Plantlet in growth chamber, transferred plantlets into soil for acclimatization (a) and plantlets in a growth chamber (b)

Validation of the protocols on some rice varieties and M1 population. The optimized protocols were tested on three rice varieties and their M1 populations. M1 seeds were produced by irradiation with 0, 100, 200 and 300 Gy doses of gamma rays. As can be seen from Table 1, an equal number of anthers for each population were planted in the culture medium. In all three cultivars, a decreasing trend is observed in the callus induction percentage, except for the population of Osmancık 97 irradiated with 200 Gy, with increasing radiation dose. It was determined that the percentage of callus induction rate ranged from 17.9 to 19.8% in Taipei 309, 16.2 to 17.3% in Osmancık 97, and 14.4 to 16.6% in TG1. Generally, regenerability of androgenic calli decreased with increasing radiation dosage. In all three cultivars, only albino plants were obtained at the highest radiation dose of 300 Gy. The percentage of green plants obtained in the study also decreases with increasing radiation dose in all three cultivars, except for the 200 Gy gamma rays irradiated population of Taipei 309. The percentage of green plants regenerated in cultures established from the populations obtained by 100 Gy gamma rays doses was 27.3% in Taipei 309 and 25% in both Osmancık 97 and TG1. In cultures established from mutant populations obtained with 200 Gy, green plants regenerated at a rate of 56.7% in Taipei 309, 16.7% in Osmancık 97 and 20% in TG1. TG1 seems the most sensitive rice variety to gamma radiation both in the callus induction stage and plant regeneration stage.

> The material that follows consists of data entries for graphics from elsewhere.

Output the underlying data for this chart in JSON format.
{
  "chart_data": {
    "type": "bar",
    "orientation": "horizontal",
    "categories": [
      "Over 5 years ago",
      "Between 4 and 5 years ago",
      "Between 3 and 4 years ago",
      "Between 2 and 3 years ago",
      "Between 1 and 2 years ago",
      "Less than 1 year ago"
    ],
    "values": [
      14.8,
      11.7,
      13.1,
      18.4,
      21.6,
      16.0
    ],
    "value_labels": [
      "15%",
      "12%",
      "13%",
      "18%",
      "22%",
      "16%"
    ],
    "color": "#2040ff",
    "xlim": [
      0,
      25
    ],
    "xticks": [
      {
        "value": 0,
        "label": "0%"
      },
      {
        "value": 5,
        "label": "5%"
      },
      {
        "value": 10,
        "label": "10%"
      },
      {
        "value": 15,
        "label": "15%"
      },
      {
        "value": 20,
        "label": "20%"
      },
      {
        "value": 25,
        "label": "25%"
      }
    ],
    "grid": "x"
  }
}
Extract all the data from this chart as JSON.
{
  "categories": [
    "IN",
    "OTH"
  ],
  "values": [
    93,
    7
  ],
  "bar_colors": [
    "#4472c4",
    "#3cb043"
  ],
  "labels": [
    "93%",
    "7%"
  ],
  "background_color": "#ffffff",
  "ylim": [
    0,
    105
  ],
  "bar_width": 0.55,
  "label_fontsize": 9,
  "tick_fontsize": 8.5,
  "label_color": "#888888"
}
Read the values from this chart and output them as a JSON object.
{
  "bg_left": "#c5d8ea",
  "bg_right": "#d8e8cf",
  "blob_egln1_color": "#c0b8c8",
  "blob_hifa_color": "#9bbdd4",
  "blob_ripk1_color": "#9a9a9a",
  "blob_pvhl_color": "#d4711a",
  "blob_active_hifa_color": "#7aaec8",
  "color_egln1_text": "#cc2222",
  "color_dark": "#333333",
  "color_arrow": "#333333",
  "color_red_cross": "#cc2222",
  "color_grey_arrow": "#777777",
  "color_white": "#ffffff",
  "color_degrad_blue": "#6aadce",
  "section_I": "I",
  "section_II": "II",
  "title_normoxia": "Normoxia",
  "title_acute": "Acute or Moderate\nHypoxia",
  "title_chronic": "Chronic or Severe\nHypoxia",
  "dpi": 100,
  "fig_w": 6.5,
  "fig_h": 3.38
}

Table 1 Effect of gamma irradiation dose on anther culture ability of rice cultivars

Conclusions

This study was conducted to investigate the potential of obtaining haploid/doubled haploid plants from M1 populations derived from rice seeds irradiated with different doses of gamma radiation. This reflects the potential of introducing novel germplasm resources with new genetic background that can be used for different purposes in breeding programs, such as developing new plant variants resistant/tolerant to Striga spp. Regenerability of androgenic callus is particularly sensitive to gamma rays. One-third of the green plantlets obtained were determined as haploid by flow cytometry. We also found that with applying cold pretreatment times over ten days, gamma ray application reduced the rate of obtained healthy plants and increased the rate of obtaining albino plants. As a result of the radio-sensitivity analysis, the GR50 value was determined between 250–400 Gy (Brunner 1995; see Chapter “Physical Mutagenesis in Cereal Crops”), depending on the source of gamma radiation and the rice variety. Considering these values, the radiation doses of haploid/doubled haploid rice plants obtained in this study approximately correspond to the GR30 and GR40 values. Progress in haploid/doubled haploid production, such as the rapid generation of large microspore-derived haploid populations via androgenesis, may be exploited in mutation breeding. For example, genome-fixed novel mutant variants obtained by anther culture from the irradiated M1 population can be rapidly incorporated into breeding/selection programs to develop novel variants resistant to Striga infestation.